RealEyesRealizeRealLies I feel like it should be longer, lol. I am missing so many great characters. I have a fondness for quirky, eccentric, left of center people. They may not always be insane or even what you could call mentally ill but they see the world through a different lens and that is endlessly interesting to me.
One I can think of is Perry in the waltz scene from The Fisher King- in Grand Central Station.

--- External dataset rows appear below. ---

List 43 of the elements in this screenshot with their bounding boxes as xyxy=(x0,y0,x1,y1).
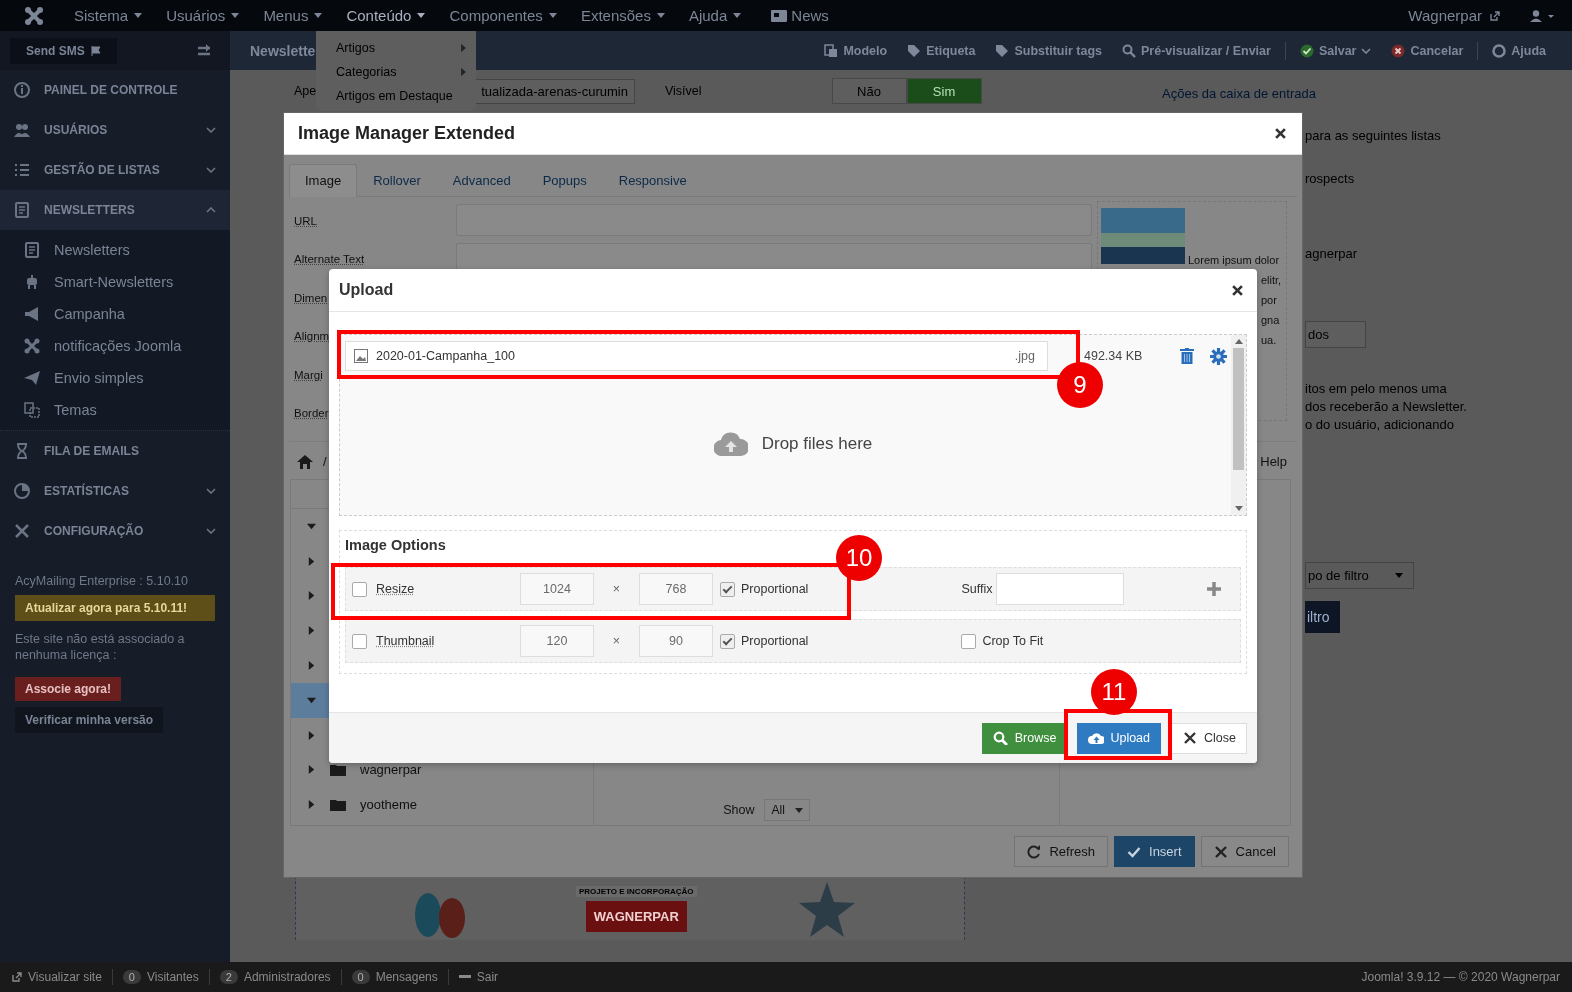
preview-text: ua. xyxy=(1261,333,1277,348)
dialog-title: Image Manager Extended xyxy=(298,123,516,144)
count-badge: 0 xyxy=(351,970,370,984)
option-label: Crop To Fit xyxy=(982,634,1044,648)
lists-text: para as seguintes listas xyxy=(1305,128,1441,143)
field-label: Border xyxy=(294,407,329,420)
times-sign: × xyxy=(611,634,622,648)
paragraph-line: o do usuário, adicionando xyxy=(1305,416,1455,434)
version-text: AcyMailing Enterprise : 5.10.10 xyxy=(15,573,188,589)
page-title: Newslette xyxy=(250,42,316,59)
preview-text: Lorem ipsum dolor xyxy=(1188,254,1280,266)
times-sign: × xyxy=(611,582,622,596)
field-label: Alternate Text xyxy=(294,253,365,266)
drop-hint: Drop files here xyxy=(761,433,873,454)
visible-label: Visível xyxy=(664,84,702,98)
path-separator: / xyxy=(323,454,327,469)
sender-name: agnerpar xyxy=(1305,246,1358,261)
count-badge: 2 xyxy=(219,970,238,984)
file-size: 492.34 KB xyxy=(1084,349,1144,363)
paragraph-line: itos em pelo menos uma xyxy=(1305,380,1448,398)
field-label: Alignm xyxy=(294,330,330,343)
section-title: Image Options xyxy=(345,537,446,553)
dialog-title: Upload xyxy=(339,281,394,299)
list-name: rospects xyxy=(1305,171,1355,186)
option-label: Suffix xyxy=(961,582,993,596)
show-label: Show xyxy=(723,803,755,817)
preview-text: gna xyxy=(1261,313,1280,328)
logo: WAGNERPAR xyxy=(585,901,687,932)
option-label: Proportional xyxy=(741,634,809,648)
option-label: Resize xyxy=(376,582,416,596)
field-label: Dimen xyxy=(294,291,328,304)
paragraph-line: dos receberão a Newsletter. xyxy=(1305,398,1467,416)
option-label: Proportional xyxy=(741,582,809,596)
preview-text: elitr, xyxy=(1261,273,1282,288)
option-label: Thumbnail xyxy=(376,634,436,648)
field-label: URL xyxy=(294,214,317,227)
preview-text: por xyxy=(1261,293,1277,308)
logo-tagline: PROJETO E INCORPORAÇÃO xyxy=(576,886,697,897)
license-note: Este site não está associado a nenhuma licença : xyxy=(15,631,186,663)
field-label: Ape xyxy=(294,84,317,98)
count-badge: 0 xyxy=(122,970,141,984)
copyright-text: Joomla! 3.9.12 — © 2020 Wagnerpar xyxy=(1361,970,1560,984)
field-label: Margi xyxy=(294,368,323,381)
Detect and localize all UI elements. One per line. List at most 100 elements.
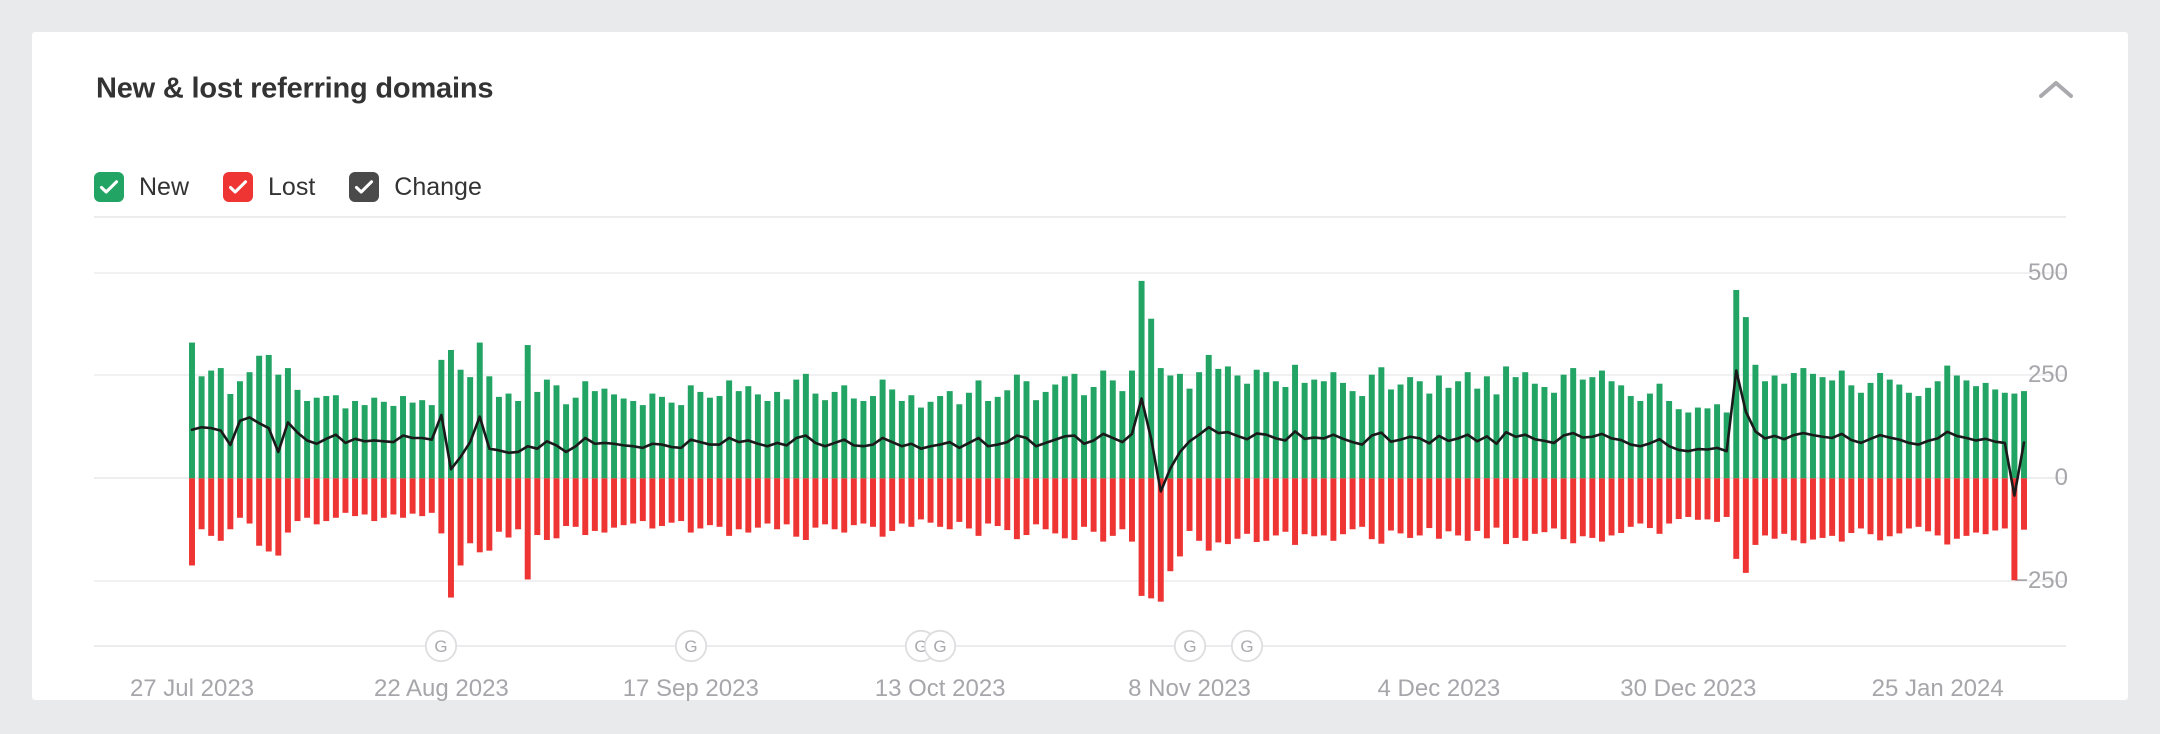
bar-lost[interactable] [1244,478,1250,534]
bar-new[interactable] [765,401,771,478]
google-update-marker[interactable]: G [674,629,708,663]
bar-lost[interactable] [1925,478,1931,531]
bar-new[interactable] [966,393,972,479]
bar-new[interactable] [1714,404,1720,478]
bar-lost[interactable] [1167,478,1173,571]
bar-lost[interactable] [908,478,914,527]
bar-new[interactable] [1158,368,1164,478]
bar-new[interactable] [1570,368,1576,478]
bar-new[interactable] [1541,387,1547,478]
bar-lost[interactable] [1340,478,1346,534]
change-line[interactable] [192,371,2024,496]
bar-new[interactable] [918,408,924,479]
bar-lost[interactable] [1129,478,1135,541]
bar-lost[interactable] [419,478,425,516]
bar-lost[interactable] [1637,478,1643,523]
bar-lost[interactable] [601,478,607,532]
bar-new[interactable] [640,405,646,478]
google-update-marker[interactable]: G [424,629,458,663]
bar-lost[interactable] [1762,478,1768,535]
bar-lost[interactable] [515,478,521,529]
bar-lost[interactable] [1139,478,1145,596]
bar-new[interactable] [1254,370,1260,479]
bar-new[interactable] [189,343,195,479]
bar-lost[interactable] [630,478,636,523]
bar-lost[interactable] [1177,478,1183,556]
bar-new[interactable] [1493,394,1499,478]
bar-new[interactable] [1647,394,1653,479]
bar-lost[interactable] [1215,478,1221,542]
bar-new[interactable] [410,403,416,479]
bar-lost[interactable] [237,478,243,517]
bar-lost[interactable] [1963,478,1969,536]
bar-new[interactable] [1043,392,1049,478]
bar-new[interactable] [1561,375,1567,479]
bar-lost[interactable] [1091,478,1097,531]
bar-lost[interactable] [1628,478,1634,527]
bar-new[interactable] [1752,365,1758,479]
bar-new[interactable] [1091,387,1097,478]
bar-new[interactable] [314,398,320,479]
bar-lost[interactable] [1206,478,1212,550]
bar-lost[interactable] [304,478,310,517]
bar-lost[interactable] [841,478,847,532]
bar-lost[interactable] [784,478,790,524]
bar-new[interactable] [554,385,560,478]
bar-lost[interactable] [1100,478,1106,541]
bar-new[interactable] [1935,381,1941,478]
bar-lost[interactable] [1724,478,1730,517]
bar-lost[interactable] [1417,478,1423,535]
bar-lost[interactable] [1398,478,1404,533]
bar-lost[interactable] [1848,478,1854,533]
bar-lost[interactable] [1676,478,1682,519]
bar-new[interactable] [1599,371,1605,479]
bar-lost[interactable] [1858,478,1864,528]
bar-lost[interactable] [1551,478,1557,528]
bar-lost[interactable] [1330,478,1336,541]
bar-new[interactable] [1235,375,1241,478]
bar-lost[interactable] [1235,478,1241,538]
bar-new[interactable] [1436,375,1442,478]
bar-new[interactable] [611,394,617,478]
bar-new[interactable] [371,398,377,479]
bar-lost[interactable] [765,478,771,523]
bar-new[interactable] [630,401,636,478]
bar-new[interactable] [1004,390,1010,478]
bar-lost[interactable] [822,478,828,524]
bar-lost[interactable] [659,478,665,526]
bar-new[interactable] [1350,391,1356,478]
bar-new[interactable] [870,396,876,478]
bar-lost[interactable] [189,478,195,565]
bar-new[interactable] [563,404,569,478]
bar-lost[interactable] [1263,478,1269,541]
bar-lost[interactable] [1282,478,1288,531]
bar-lost[interactable] [1110,478,1116,536]
bar-lost[interactable] [295,478,301,521]
bar-lost[interactable] [1033,478,1039,524]
bar-new[interactable] [1944,366,1950,479]
bar-new[interactable] [1676,409,1682,478]
bar-new[interactable] [1311,380,1317,479]
bar-new[interactable] [1398,385,1404,479]
google-update-marker[interactable]: G [923,629,957,663]
bar-lost[interactable] [390,478,396,514]
bar-lost[interactable] [1714,478,1720,522]
google-update-marker[interactable]: G [1173,629,1207,663]
bar-lost[interactable] [582,478,588,535]
bar-new[interactable] [582,381,588,478]
bar-lost[interactable] [717,478,723,527]
bar-lost[interactable] [1561,478,1567,539]
bar-lost[interactable] [1944,478,1950,544]
bar-new[interactable] [678,405,684,478]
bar-lost[interactable] [333,478,339,517]
bar-new[interactable] [1657,384,1663,479]
bar-lost[interactable] [1695,478,1701,520]
bar-lost[interactable] [1781,478,1787,534]
bar-new[interactable] [1014,375,1020,479]
bar-lost[interactable] [1513,478,1519,538]
bar-new[interactable] [649,394,655,479]
bar-lost[interactable] [1081,478,1087,527]
legend-item-change[interactable]: Change [349,172,482,202]
bar-new[interactable] [976,380,982,478]
bar-new[interactable] [1446,388,1452,478]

http://www.youtube.com/watch?v=lASPrnWf6cA
@Earthgirl, since we were talking about Wuthering Heights on that movie thread, do you recall any passages from that book that referred to any of the clearly crazy characters in that story?
Also Sherlock Holmes tended to be a little nutty, but most of his quirks seemed to stem from cocain and absinthe use, not really craziness, but there must be something.
Or maybe Joseph Conrad’s Heart of Darkness. Gotta be something there!
How about Miss Habersham in Great Expectations? Super looney.